This is a recipe for Greenlandic salad. Three of the five ingredients are meat – ‘mattak’ (whale fat and skin), seal meat, and seal intestines… That’s a salad. Greenlandic cuisine is heavily meat-based, for obvious reasons; there isn’t a lot that grows here. Berries – yes, some mushrooms (though these aren’t popular), and angelica, which is one of the two non-meat ingredients in the salad. The other one is potato. Berries, mushrooms, and angelica appear only over the short summer. So historically, there’s been little choice but to rely on fish, seals, and whale, and over the summer also on reindeer and muskox. Meat is big in Greenland.

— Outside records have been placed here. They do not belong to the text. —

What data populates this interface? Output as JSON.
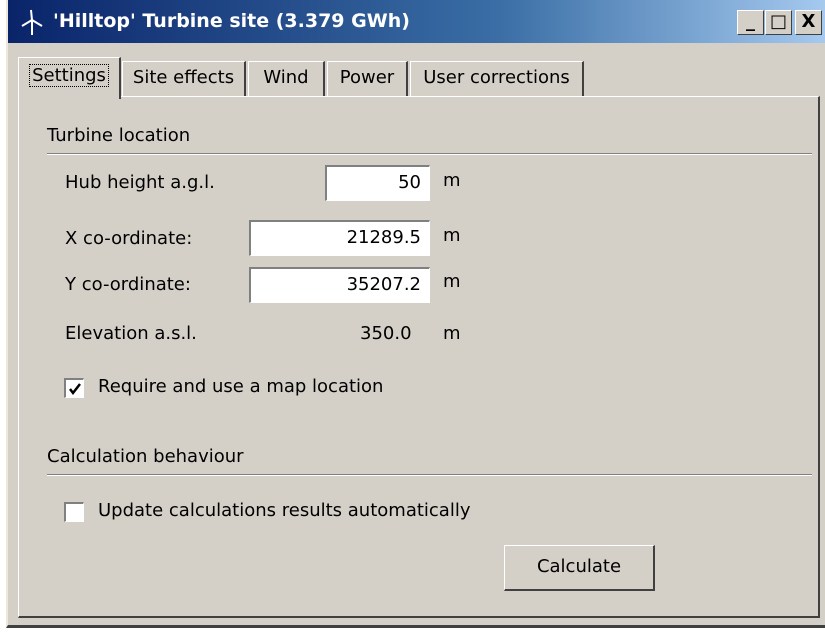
{
  "window": {
    "title": "'Hilltop' Turbine site (3.379 GWh)",
    "icon": "wind-turbine-icon",
    "controls": {
      "minimize": "_",
      "maximize": "□",
      "close": "X"
    }
  },
  "tabs": [
    {
      "label": "Settings",
      "active": true
    },
    {
      "label": "Site effects",
      "active": false
    },
    {
      "label": "Wind",
      "active": false
    },
    {
      "label": "Power",
      "active": false
    },
    {
      "label": "User corrections",
      "active": false
    }
  ],
  "turbine_location": {
    "heading": "Turbine location",
    "hub_height": {
      "label": "Hub height a.g.l.",
      "value": "50",
      "unit": "m"
    },
    "x_coord": {
      "label": "X co-ordinate:",
      "value": "21289.5",
      "unit": "m"
    },
    "y_coord": {
      "label": "Y co-ordinate:",
      "value": "35207.2",
      "unit": "m"
    },
    "elevation": {
      "label": "Elevation a.s.l.",
      "value": "350.0",
      "unit": "m"
    },
    "map_location": {
      "label": "Require and use a map location",
      "checked": true
    }
  },
  "calculation": {
    "heading": "Calculation behaviour",
    "auto_update": {
      "label": "Update calculations results automatically",
      "checked": false
    },
    "calculate_label": "Calculate"
  }
}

On special occassions, my workplace will hold a breakfast or an afternoon tea with Greenlandic food. Dried cod, fish eggs, mattak, smoked whale, or reindeer if you’re lucky. If this happens, the distinctive smell of Greenlandic food assaults your senses the instant you walk through the door.
That exact sensation was ours to relish on National Day this year. We were fortunate to be in the small settlement of Kangaamiut, where we were welcomed by the locals. After a morning of cake and talking in the town hall, we returned in the mid afternoon for singing, Greenlandic polka, traditional games, and drum dancing. As we walked through the front door, we knew there was Greenlandic food. My husband filled his plate with dried cod, smoked whale, and a piece of something gelatanous and pinkish-white that I couldn’t even look at, let alone smell, for fear of a visually offensive display of my cultural ineptitude. But most grimly mesmerising was the baby boy held by the Greenlandic woman sitting before me. In one hand he held the back end of a fish, gnawing studiously on its apparently raw, fleshy middle parts. Now and then he dropped it on the floor, picked it up, and launched back into this apparently delicious feast. I was both horrified and impressed in the same moment. I wish I could get my son to eat a raw fish. But I expect an uphill struggle given my own reaction – a furtive longing for salad, and not a Greenlandic one.